O ex-presidente dos Estados Unidos Bill Clinton revelou que, já no fim dos anos 1990, acreditava que a China ultrapassaria os EUA como maior economia do mundo. A declaração aparece em um novo livro do colunista David J. Lynch, do Washington Post, com trechos divulgados neste mês.
Em entrevista de 75 minutos concedida no inverno de 2024, Clinton reconheceu que sua visão otimista sobre a globalização não se concretizou. “Está acontecendo que não há muito pensamento claro sobre os lados positivos da globalização”, afirmou o ex-presidente democrata.
Globalização e falhas de Washington
À frente da Casa Branca entre 1993 e 2001, Clinton classificou a globalização como “o maior motor de prosperidade que o mundo já viu”. Mas admitiu que Washington falhou em apoiar os trabalhadores prejudicados pela abertura econômica e subestimou o ressentimento social que se acumulava no país.

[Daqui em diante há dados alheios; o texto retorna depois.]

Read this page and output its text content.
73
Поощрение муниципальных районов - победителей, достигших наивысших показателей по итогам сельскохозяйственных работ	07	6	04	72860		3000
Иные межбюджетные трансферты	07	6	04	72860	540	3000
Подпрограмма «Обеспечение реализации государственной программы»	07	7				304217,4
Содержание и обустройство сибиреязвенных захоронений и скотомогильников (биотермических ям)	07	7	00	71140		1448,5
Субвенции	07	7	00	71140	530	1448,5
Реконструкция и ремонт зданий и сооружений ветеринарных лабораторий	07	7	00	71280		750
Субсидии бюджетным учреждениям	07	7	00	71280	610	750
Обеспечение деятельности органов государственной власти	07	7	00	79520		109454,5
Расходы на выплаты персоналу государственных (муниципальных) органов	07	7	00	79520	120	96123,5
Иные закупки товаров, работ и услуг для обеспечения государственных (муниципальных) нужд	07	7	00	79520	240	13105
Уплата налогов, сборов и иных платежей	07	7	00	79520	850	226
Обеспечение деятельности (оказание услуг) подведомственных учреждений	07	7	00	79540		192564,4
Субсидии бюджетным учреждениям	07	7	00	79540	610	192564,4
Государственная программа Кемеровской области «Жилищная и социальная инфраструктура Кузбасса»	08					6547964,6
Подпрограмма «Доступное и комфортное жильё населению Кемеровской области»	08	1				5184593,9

“Eu pensei o que disse. Achei que eles [os chineses] se tornariam gradualmente mais abertos e inclusivos… E achei que eventualmente nos substituiriam como a maior economia do mundo”, declarou, ressaltando que seu objetivo era garantir que essa transição não representasse ameaça para os EUA nem perigo para a China.
A aposta na China e no livre comércio
Nos anos 1990, Clinton foi um dos arquitetos da entrada da China na Organização Mundial do Comércio (OMC) e do NAFTA, acordo de livre-comércio da América do Norte. À época, acreditava que a interdependência econômica abriria caminho para cooperação política e estabilidade. Hoje, ele se diz menos confiante sobre o futuro das relações bilaterais.
O ex-presidente também destacou que o descontentamento popular nos EUA começou muito antes da ascensão de Donald Trump, e que Washington nunca encarou de frente as consequências sociais da globalização: “Parecia que mal tentava”, afirmou.
Reação social e retrocesso político
Com o passar das décadas, trabalhadores excluídos da “nova economia” se voltaram contra o comércio internacional, a imigração e as transformações estruturais. Clinton descreveu essa insatisfação como uma sociedade “fervendo” de frustrações.
A mudança abriu espaço para o discurso protecionista, consolidado por Trump, que adotou tarifas comerciais e políticas unilaterais contra a China. Para observadores internacionais, os EUA abandonaram progressivamente a defesa de um sistema econômico aberto, movimento que reduziu sua própria competitividade global.
Sinais de fragilidade econômica
Os efeitos dessa guinada já aparecem nos indicadores. Em agosto, os EUA criaram apenas 22 mil novos empregos, abaixo das expectativas, enquanto o desemprego subiu para 4,3%. O déficit comercial também disparou, chegando a US$ 78,3 bilhões em julho, pressionado pelas tarifas e pelo aumento das importações.
Esses dados reforçam que a previsão de Clinton segue atual: a China caminha para consolidar-se como maior economia mundial, enquanto os EUA enfrentam desaceleração e dificuldades em lidar com as consequências internas da globalização que um dia defenderam.